Sometimes you just have to think radically. That's what William Taylor did. Mr. Taylor is a farmer from Northern Ireland who developed a device called the "Livestock Power Mill" - basically a treadmill for cows. Mr. Taylor figures that the world's 1.3 billion cattle could produce 6 per cent of the world's electricity requirement if the cattle were to walk on his treadmills for eight hours each day. It's radical thinking like this that can make life better for everyone.

Radical thinking might also make life better for you in retirement. I'm talking about setting aside conventional thinking. In particular, I want to talk to those of you who are business owners.

A common approach

If you're a business owner, one of the primary issues that you face regularly is how to compensate yourself. Should you take salary? Dividends from your corporation? Both? A very common approach to compensation is to pay yourself enough salary so that you maximize your RRSP contribution room. After all, your RRSP contribution room is calculated as 18 per cent of your "earned income" from the prior year (salary is earned income, while dividends are not), and is capped at the annual maximum ($22,450 for 2011). If, for example, you had paid yourself $124,722 of salary in 2010, this would entitle you to the maximum RRSP contribution room of $22,450 for 2011. More than likely, you're making an RRSP contribution this month to use up some or all of that RRSP room you've created for yourself.

But does it really make the most sense to pay yourself that much salary and then contribute to your RRSP? Is there a better alternative if you hope to maximize your retirement savings?

A different approach

A recent publication from CIBC Private Wealth Management, "Rethinking RRSPs for Business Owners," builds the case for a different approach to retirement savings. Written by Jamie Golombek, the publication concludes that, as a business owner, you'll be better off paying yourself dividends from your corporation to fund your lifestyle needs, and leaving the excess earnings in your company to grow for retirement. The other alternative, of course, is to pay yourself sufficient salary to maximize your RRSP contributions and save for retirement using your RRSP as the savings vehicle.

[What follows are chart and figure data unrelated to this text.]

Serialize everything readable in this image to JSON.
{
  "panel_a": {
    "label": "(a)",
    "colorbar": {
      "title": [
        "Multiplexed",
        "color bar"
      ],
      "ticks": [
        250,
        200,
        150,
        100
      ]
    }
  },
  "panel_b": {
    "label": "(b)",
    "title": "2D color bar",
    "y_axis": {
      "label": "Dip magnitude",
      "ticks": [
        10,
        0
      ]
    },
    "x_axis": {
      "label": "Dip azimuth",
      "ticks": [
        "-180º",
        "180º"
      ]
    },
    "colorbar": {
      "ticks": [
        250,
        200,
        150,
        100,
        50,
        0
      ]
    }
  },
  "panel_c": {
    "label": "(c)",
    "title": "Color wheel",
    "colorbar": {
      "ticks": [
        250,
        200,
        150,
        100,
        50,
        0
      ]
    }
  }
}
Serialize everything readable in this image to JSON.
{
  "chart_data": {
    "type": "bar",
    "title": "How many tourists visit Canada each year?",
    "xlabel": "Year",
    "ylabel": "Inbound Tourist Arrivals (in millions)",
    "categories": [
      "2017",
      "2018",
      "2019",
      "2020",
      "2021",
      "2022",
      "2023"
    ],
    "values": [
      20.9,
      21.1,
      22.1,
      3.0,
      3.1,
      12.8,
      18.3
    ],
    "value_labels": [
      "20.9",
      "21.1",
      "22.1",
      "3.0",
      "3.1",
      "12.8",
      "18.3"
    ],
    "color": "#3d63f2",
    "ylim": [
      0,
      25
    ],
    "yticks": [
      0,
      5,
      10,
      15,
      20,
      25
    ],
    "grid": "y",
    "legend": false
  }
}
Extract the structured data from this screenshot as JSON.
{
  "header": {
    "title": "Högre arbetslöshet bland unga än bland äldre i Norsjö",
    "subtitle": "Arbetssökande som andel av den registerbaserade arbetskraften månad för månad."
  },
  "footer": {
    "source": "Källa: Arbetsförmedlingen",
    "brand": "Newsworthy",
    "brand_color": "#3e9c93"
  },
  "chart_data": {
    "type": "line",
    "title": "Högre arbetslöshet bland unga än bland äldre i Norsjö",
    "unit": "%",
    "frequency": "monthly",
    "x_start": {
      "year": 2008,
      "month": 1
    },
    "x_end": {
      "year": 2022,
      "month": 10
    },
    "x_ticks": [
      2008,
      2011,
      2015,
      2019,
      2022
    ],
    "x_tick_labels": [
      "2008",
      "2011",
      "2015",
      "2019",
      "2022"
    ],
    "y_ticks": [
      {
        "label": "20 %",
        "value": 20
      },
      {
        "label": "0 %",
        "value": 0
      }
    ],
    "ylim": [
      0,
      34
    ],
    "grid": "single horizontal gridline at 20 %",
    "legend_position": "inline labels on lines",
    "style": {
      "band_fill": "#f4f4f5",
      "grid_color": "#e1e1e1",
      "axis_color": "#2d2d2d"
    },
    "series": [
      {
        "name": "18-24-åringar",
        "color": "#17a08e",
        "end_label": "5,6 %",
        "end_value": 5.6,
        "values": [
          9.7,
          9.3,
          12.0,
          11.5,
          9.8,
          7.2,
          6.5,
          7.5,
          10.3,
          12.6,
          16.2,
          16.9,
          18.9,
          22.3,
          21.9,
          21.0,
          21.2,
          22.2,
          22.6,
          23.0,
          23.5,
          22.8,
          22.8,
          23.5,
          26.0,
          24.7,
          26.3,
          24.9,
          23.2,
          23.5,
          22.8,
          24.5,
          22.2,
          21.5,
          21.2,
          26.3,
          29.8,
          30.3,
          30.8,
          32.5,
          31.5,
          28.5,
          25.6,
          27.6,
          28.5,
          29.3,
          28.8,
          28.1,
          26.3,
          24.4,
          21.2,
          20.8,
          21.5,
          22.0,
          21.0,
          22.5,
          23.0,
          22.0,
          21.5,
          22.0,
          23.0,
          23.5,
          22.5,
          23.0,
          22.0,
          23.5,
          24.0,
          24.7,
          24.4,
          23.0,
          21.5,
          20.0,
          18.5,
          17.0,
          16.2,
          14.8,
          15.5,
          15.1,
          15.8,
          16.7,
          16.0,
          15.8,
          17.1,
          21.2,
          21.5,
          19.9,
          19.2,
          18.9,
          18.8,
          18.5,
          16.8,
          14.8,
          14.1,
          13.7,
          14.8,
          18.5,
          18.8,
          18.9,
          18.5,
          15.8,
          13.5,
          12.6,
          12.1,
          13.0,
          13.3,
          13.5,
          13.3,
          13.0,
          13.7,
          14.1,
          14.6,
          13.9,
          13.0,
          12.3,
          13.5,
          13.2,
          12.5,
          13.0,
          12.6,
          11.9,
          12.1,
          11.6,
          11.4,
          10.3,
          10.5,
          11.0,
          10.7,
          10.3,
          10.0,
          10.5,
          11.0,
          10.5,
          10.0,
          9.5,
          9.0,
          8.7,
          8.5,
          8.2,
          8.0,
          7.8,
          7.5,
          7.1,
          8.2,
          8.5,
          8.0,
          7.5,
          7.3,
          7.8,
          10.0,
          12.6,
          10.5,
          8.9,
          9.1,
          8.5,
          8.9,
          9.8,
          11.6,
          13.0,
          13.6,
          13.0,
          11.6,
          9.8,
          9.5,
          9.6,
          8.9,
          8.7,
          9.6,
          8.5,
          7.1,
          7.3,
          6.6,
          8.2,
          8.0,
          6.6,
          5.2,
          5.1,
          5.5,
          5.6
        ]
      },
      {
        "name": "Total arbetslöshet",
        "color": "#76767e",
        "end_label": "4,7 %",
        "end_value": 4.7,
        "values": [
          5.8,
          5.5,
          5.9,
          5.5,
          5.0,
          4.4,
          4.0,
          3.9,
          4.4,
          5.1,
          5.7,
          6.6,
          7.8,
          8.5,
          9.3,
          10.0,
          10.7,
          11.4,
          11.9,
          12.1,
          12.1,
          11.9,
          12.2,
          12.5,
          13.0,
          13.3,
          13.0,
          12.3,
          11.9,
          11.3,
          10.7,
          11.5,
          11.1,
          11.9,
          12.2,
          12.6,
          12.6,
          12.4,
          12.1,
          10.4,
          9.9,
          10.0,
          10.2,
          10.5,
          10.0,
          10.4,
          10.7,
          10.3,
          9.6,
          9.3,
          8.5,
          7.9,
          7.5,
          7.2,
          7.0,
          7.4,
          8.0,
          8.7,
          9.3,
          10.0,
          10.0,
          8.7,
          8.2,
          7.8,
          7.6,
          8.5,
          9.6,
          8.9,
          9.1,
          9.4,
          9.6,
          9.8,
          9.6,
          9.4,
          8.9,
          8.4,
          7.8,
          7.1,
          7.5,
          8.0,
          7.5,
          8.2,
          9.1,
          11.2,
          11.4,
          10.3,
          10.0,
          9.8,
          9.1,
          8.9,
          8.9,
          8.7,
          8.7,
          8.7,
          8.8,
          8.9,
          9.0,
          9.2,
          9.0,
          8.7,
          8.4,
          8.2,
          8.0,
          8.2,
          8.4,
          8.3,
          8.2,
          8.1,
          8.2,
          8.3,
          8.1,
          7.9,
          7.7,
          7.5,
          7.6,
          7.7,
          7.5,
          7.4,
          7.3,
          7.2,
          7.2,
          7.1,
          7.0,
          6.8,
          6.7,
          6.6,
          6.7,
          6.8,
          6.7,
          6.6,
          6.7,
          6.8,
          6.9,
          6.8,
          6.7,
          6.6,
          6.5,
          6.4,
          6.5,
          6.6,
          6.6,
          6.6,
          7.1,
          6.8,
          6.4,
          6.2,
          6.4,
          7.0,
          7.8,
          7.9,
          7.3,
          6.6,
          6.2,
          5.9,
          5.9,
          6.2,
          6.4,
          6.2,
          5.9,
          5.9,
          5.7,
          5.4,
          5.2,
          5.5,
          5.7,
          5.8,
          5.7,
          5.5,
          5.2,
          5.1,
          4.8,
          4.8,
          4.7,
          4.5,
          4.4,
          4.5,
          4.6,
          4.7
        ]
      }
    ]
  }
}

Take an example. Suppose you pay yourself $124,722 of salary out of your corporation, contribute the maximum $22,450 to your RRSP, and live off the rest of the after-tax income. In this case, you'll have about $72,000 after taxes to spend. Your RRSP will grow over time. At the end of 20 years, assume the RRSP is liquidated and you keep whatever is left over after tax. Call this Scenario A.

Now, compare this alternative to Scenario B, where you instead draw enough dividends from your corporation to provide you with that same $72,000 after taxes to spend, and you then leave the excess in your corporation to be invested. At the end of 20 years, assume that the portfolio in the company is liquidated and the funds are paid out of the corporation to you personally.

CIBC's figures show that you'd have more in your hands after taxes in Scenario B, and this is true regardless of the portfolio you choose to create in the RRSP or in the corporation (i.e. fully equity, balanced, or fully fixed income).

The reasons

So, why do the numbers work out this way? Three reasons. First, less tax will be paid overall if you allow the company to pay tax on its earnings and then pay dividends to yourself rather than salary. Second, the after-tax amount going into the investment account inside the corporation is higher than the amount being invested in the RRSP each year. Why? Because the personal tax on any salary paid out is more than the corporate tax paid on earnings kept inside the corporation (if we assume the earnings in the company are eligible for the small business deduction; this is generally the case on the first $500,000 of taxable income in the corporation).

Finally, the portfolio inside the corporation is more tax efficient at the time of liquidation than the RRSP because you'll only face tax on capital gains at that time (RRSP withdrawals, on the other hand, are fully taxable as income).

There are other things to consider before making a final decision as to how you're going to save for retirement if you're a business owner. You'd be wise to visit a tax pro to talk it over.